Ad aprile, tre uomini dalla Tunisia hanno varcato la soglia di un’Italia che cercavano diversa, più sicura, più stabile. Abdallah Nizar, Bouchira Issam e Amara Khaled non hanno perso tempo: nei cantieri della Termotetti, a Gioia Tauro, hanno trovato un lavoro regolare. Non un impiego qualsiasi, ma un punto di partenza concreto, in una provincia, quella di Reggio Calabria, dove l’integrazione spesso resta una parola complicata. La loro storia, semplice e vera, racconta qualcosa di diverso nel dibattito acceso sui migranti e le politiche di accoglienza.
I tre operai provengono da aree della Tunisia segnate da crisi economica e alta disoccupazione. Ad aprile 2024 hanno attraversato il Mediterraneo con l’obiettivo di costruirsi un futuro diverso. Una volta in Italia, però, si sono scontrati con le prime difficoltà: inserimento sociale, ricerca di un lavoro in regola, accesso ai servizi essenziali come l’assistenza sanitaria e la regolarizzazione dei documenti. Per farcela, hanno potuto contare sull’aiuto di associazioni e enti locali impegnati nell’accoglienza.
Il percorso di integrazione è proseguito con la richiesta e l’ottenimento dei permessi di soggiorno per motivi di lavoro, grazie a una collaborazione efficace con le autorità di Gioia Tauro. Qui hanno seguito corsi di orientamento, fondamentali per conoscere le regole italiane sulla sicurezza e i diritti sul lavoro. Passaggi essenziali per inserirsi davvero nella comunità e nel mondo del lavoro.

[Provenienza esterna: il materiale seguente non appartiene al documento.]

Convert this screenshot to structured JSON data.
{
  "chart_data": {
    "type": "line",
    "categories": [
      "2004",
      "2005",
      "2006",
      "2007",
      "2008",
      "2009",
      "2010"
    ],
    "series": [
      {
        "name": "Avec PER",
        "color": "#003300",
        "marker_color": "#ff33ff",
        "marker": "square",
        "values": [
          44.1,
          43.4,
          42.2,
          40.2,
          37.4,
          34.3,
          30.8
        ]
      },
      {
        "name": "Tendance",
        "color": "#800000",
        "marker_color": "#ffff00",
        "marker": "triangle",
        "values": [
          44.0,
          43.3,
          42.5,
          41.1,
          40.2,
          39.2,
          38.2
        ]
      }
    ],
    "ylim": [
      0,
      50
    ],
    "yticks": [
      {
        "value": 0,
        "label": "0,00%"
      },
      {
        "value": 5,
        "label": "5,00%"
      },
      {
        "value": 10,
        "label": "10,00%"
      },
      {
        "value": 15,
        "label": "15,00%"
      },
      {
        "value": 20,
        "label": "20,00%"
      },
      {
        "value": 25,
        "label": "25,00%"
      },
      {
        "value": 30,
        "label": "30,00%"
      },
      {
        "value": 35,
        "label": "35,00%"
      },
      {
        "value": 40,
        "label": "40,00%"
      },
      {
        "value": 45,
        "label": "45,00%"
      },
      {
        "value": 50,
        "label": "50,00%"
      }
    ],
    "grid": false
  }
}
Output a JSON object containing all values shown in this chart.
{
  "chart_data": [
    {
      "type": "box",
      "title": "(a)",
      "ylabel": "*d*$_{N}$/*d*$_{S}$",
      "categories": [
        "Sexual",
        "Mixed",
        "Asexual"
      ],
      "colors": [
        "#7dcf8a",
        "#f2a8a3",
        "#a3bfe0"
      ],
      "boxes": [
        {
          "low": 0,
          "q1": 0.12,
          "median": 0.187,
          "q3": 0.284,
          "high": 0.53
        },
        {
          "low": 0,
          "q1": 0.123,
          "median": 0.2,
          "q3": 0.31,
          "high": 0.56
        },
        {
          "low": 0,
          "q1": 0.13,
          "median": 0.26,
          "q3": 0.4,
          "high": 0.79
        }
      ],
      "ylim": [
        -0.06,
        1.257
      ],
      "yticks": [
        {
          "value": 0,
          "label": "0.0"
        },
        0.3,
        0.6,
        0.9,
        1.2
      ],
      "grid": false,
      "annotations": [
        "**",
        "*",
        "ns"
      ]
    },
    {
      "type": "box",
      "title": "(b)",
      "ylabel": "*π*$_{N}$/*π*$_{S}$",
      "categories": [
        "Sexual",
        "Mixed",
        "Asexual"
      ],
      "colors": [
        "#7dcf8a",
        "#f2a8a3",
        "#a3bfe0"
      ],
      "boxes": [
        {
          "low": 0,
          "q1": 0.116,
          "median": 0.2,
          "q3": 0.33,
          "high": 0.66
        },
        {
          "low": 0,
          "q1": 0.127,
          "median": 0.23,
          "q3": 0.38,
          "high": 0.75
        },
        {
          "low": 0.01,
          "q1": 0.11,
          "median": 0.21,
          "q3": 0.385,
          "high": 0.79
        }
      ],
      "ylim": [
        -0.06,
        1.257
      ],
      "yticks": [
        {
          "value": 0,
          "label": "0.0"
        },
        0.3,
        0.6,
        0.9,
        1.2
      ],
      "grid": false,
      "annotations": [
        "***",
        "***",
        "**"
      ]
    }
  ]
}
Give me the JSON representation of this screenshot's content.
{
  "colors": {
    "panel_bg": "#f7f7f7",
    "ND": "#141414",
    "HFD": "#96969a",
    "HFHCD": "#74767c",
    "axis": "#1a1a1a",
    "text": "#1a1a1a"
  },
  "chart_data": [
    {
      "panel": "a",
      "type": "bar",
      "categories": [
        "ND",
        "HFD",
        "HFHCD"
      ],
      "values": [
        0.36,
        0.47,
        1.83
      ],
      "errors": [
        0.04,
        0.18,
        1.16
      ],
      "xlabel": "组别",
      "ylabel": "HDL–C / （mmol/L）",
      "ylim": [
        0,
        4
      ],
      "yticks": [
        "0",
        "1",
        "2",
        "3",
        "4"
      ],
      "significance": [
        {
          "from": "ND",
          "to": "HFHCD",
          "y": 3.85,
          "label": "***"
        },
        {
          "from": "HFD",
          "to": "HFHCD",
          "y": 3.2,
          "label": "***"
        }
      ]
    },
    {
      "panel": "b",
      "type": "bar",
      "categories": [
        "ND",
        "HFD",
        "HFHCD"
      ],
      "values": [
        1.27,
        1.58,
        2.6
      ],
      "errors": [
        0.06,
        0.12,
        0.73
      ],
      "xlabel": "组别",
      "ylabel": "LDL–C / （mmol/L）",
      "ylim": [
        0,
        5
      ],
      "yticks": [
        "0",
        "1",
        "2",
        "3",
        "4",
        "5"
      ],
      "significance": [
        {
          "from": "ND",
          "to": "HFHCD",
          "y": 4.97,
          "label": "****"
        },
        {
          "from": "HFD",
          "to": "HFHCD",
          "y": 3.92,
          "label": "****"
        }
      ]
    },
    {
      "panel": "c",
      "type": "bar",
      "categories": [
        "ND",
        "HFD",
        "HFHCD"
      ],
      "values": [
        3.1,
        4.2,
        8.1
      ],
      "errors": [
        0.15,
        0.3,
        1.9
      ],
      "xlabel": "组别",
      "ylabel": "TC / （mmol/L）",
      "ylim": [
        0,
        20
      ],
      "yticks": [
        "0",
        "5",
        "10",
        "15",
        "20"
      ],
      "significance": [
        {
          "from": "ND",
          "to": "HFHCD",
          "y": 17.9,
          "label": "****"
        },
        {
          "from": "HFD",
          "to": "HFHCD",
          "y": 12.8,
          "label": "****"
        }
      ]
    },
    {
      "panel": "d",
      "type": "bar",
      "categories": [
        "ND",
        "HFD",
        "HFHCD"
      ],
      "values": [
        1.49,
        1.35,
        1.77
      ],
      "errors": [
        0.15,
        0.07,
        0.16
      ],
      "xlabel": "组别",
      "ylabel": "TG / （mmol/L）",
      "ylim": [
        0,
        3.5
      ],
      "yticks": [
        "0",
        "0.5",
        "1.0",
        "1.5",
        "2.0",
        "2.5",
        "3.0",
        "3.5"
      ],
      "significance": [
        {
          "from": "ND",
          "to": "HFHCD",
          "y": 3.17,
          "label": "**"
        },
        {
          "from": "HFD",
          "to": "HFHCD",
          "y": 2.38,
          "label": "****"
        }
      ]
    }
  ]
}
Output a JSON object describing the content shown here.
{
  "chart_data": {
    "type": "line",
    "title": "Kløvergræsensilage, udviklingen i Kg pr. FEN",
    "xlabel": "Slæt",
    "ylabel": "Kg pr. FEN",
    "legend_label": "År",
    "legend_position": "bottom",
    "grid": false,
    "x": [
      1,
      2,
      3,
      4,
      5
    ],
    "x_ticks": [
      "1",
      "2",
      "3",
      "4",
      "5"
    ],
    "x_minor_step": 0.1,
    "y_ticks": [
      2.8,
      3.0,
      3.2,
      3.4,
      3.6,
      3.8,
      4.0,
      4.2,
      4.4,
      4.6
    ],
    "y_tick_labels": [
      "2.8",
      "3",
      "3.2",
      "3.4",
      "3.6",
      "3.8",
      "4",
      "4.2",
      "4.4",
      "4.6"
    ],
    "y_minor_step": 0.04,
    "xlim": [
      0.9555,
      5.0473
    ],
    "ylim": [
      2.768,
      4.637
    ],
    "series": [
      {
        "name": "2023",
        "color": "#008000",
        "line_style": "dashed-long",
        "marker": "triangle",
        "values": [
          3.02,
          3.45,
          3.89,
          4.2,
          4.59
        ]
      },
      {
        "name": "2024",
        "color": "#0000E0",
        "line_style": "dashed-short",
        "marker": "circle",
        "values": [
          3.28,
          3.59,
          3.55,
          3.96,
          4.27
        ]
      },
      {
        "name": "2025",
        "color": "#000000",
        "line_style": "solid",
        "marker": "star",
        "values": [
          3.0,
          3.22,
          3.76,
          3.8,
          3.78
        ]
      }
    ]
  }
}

La Termotetti, impresa edile di Gioia Tauro, ha assunto i tre operai con un contratto regolare. Un segnale importante di come le aziende possano fare la loro parte nel dare stabilità economica ai migranti, offrendo condizioni di lavoro trasparenti e sicure. Abdallah, Bouchira e Amara lavorano in attività chiave dei cantieri, dalla posa dei materiali all’assemblaggio, rispettando le norme antinfortunistiche.
Il contratto assicura loro una retribuzione regolare, copertura assicurativa contro gli infortuni, ferie pagate e contributi previdenziali. Non è solo un lavoro, ma un riconoscimento della loro professionalità e dignità. E un passo avanti anche nella loro vita personale, perché un impiego stabile aiuta a inserirsi meglio nella società.
L’assunzione di questi operai ha un impatto importante per la comunità di Gioia Tauro. Lavoratori stranieri in regola contribuiscono a combattere il lavoro nero e lo sfruttamento, creando una concorrenza più leale nel settore edile. Inoltre, versando tasse e contributi, aiutano a rafforzare le risorse della città.
Sul piano sociale, questa esperienza è un modello da seguire. L’inclusione economica migliora sicurezza e coesione sociale. Lavorare fianco a fianco con colleghi italiani aiuta a superare pregiudizi e a costruire rapporti basati sul rispetto e la professionalità. In questo contesto, il ruolo delle istituzioni e delle imprese è decisivo, in linea con le politiche italiane ed europee su immigrazione e lavoro.
Oggi Abdallah, Bouchira e Amara continuano a lavorare nei cantieri, dimostrando che l’integrazione passa soprattutto dal lavoro regolare e dalla valorizzazione delle competenze. Una storia di speranza e concretezza, in un momento in cui il lavoro può davvero costruire ponti e aprire nuove strade.